The Chicago Dancing Festival‘s marketing machine has been burning virtual rubber all over the internets this week, so there’s a good chance you’ve already heard that the free tickets to this year’s three performances will be released tomorrow. You won’t have much time to grab a seat for the Harris and MCA programs, though, so listen up:
Ticket reservations can be made by phone or in person beginning Friday, June 12 at noon at the Harris Theater box office, (312) 334-7777, and beginning at 10:00am at the MCA box office, (312) 397-4010. There’s a limit of two tickets per person per performance. Saturday, August 22‘s performance at the Jay Pritzker Pavilion in Millennium Park, also free, does not require tickets.
The first Harris Program, August 18 at 7:30pm, is entitled New Voices, a mostly-accurate moniker. Oregon Ballet Theatre will dance Trey McIntyre, Richmond Ballet is performing a Jessica Lang, River North Chicago Dance Company and the Joffrey bring back Robert Battle’s Train and Edwaard Liang’s The Age of Innocence respectively, and Aszure Barton’s New York company will dance her Ah! Crudel.

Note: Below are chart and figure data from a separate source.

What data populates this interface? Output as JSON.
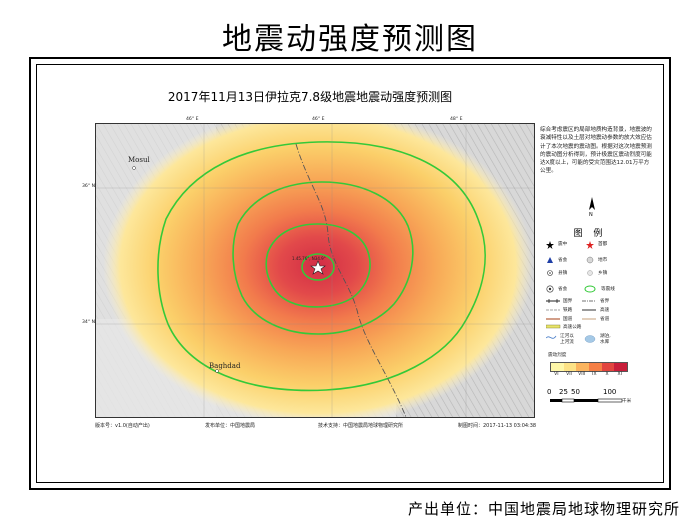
{
  "page_title": "地震动强度预测图",
  "map_title": "2017年11月13日伊拉克7.8级地震地震动强度预测图",
  "map": {
    "top_ticks": [
      "46° E",
      "46° E",
      "48° E"
    ],
    "left_ticks": [
      "36° N",
      "34° N"
    ],
    "cities": [
      "Mosul",
      "Baghdad"
    ],
    "epicenter_label": "1.45.76°, N34.9°",
    "colors": {
      "high": "#d6344a",
      "mid": "#f5834a",
      "low": "#fbd56a",
      "contour": "#34c938"
    }
  },
  "footer": {
    "version": "版本号：v1.0(自动产出)",
    "publisher": "发布单位：中国地震局",
    "support": "技术支持：中国地震局地球物理研究所",
    "time": "制图时间：2017-11-13 03:04:38"
  },
  "note": "综合考虑震区的局部地质构造背景，地震波的衰减特性以及土层对地震动参数的放大效应估计了本次地震的震动图。根据对这次地震预测的震动图分析得到，预计极震区震动烈度可能达X度以上，可能的受灾范围达12.01万平方公里。",
  "legend": {
    "title": "图 例",
    "items": {
      "epicenter": "震中",
      "capital": "首都",
      "province_capital": "省会",
      "prefecture_city": "地市",
      "county": "县镇",
      "township": "乡镇",
      "provincial_gov": "省会",
      "contour": "等震线",
      "country_border": "国界",
      "province_border": "省界",
      "railway": "铁路",
      "highway": "高速",
      "national_road": "国道",
      "provincial_road": "省道",
      "expressway": "高速公路",
      "lake": "湖泊,\n水库",
      "river": "江河以\n上河流",
      "intensity_label": "震动烈度"
    },
    "intensity_scale": [
      "VI",
      "VII",
      "VIII",
      "IX",
      "X",
      "XI"
    ],
    "intensity_colors": [
      "#fff7a8",
      "#fde285",
      "#fbb45e",
      "#f57f45",
      "#e2453f",
      "#c81e3a"
    ]
  },
  "scale_bar": {
    "labels": [
      "0",
      "25",
      "50",
      "100"
    ],
    "unit": "千米"
  },
  "producer": "产出单位：中国地震局地球物理研究所"
}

Call the MCA box office to attend August 19‘s 6:00pm discussion Artists Up Close, a talk with some of the artists affiliated with the Festival; depending on who’s scheduled to attend, it could be fascinating.
August 20, also at 7:30pm, the Harris hosts Modern Masters. The pas de deux from Christopher Wheeldon’s Arvo Pärt ballet After the Rain will be danced by NYCB stars Wendy Whelan and Craig Hall, and the Lar Lubovitch Dance Company will of course also appear, in his Jangle – Four Hungarian Dances. The Joffrey looked its best this season in Robbins’ In the Night, although Aspen Santa Fe Ballet could run away with the evening in William Forsythe’s Slingerland. Hubbard Street Dance Chicago, as they did last weekend, will perform Nacho Duato’s Gnawa.
The Pritzker Pavilion show rewards packing an early dinner and staking out a spot. Chicago Human Rhythm Project featuring Step Afrika! will relieve Muntu of their program-opening duties, likely supplying a comparable amount of syncopated energy and good vibes. Houston Ballet, who haven’t been here since who-knows-when, will massacre a few pairs of pointe shoes for Forsythe’s The Vertiginous Thrill of Exactitude and Dayton Contemporary Dance Company will dance the piece Ulysses Dove made for it in 1986, Vespers. Lubovitch’s company will preview Coltrane’s Favorite Things, Linda Denise Evans from Alvin Ailey American Dance Theater performs Ailey’s solo-as-religious-experience Cry, and Hee Seo and Cory Stearns from ABT will dance Le Corsaire. Interestingly, the program also includes Les Ballets Grandiva, who will presumably projectile-radiate patriotism en travesti in Marcus Galante’s Star Spangled Ballerina.
All in all, this year’s roster is most certainly a “breakout,” as Sid Smith put it in last week’s Tribune. If you want to get in on the Harris action, bring your phone to lunch — those tickets will be gone by sundown.
I really want to see all the programs!!! Cool stuff.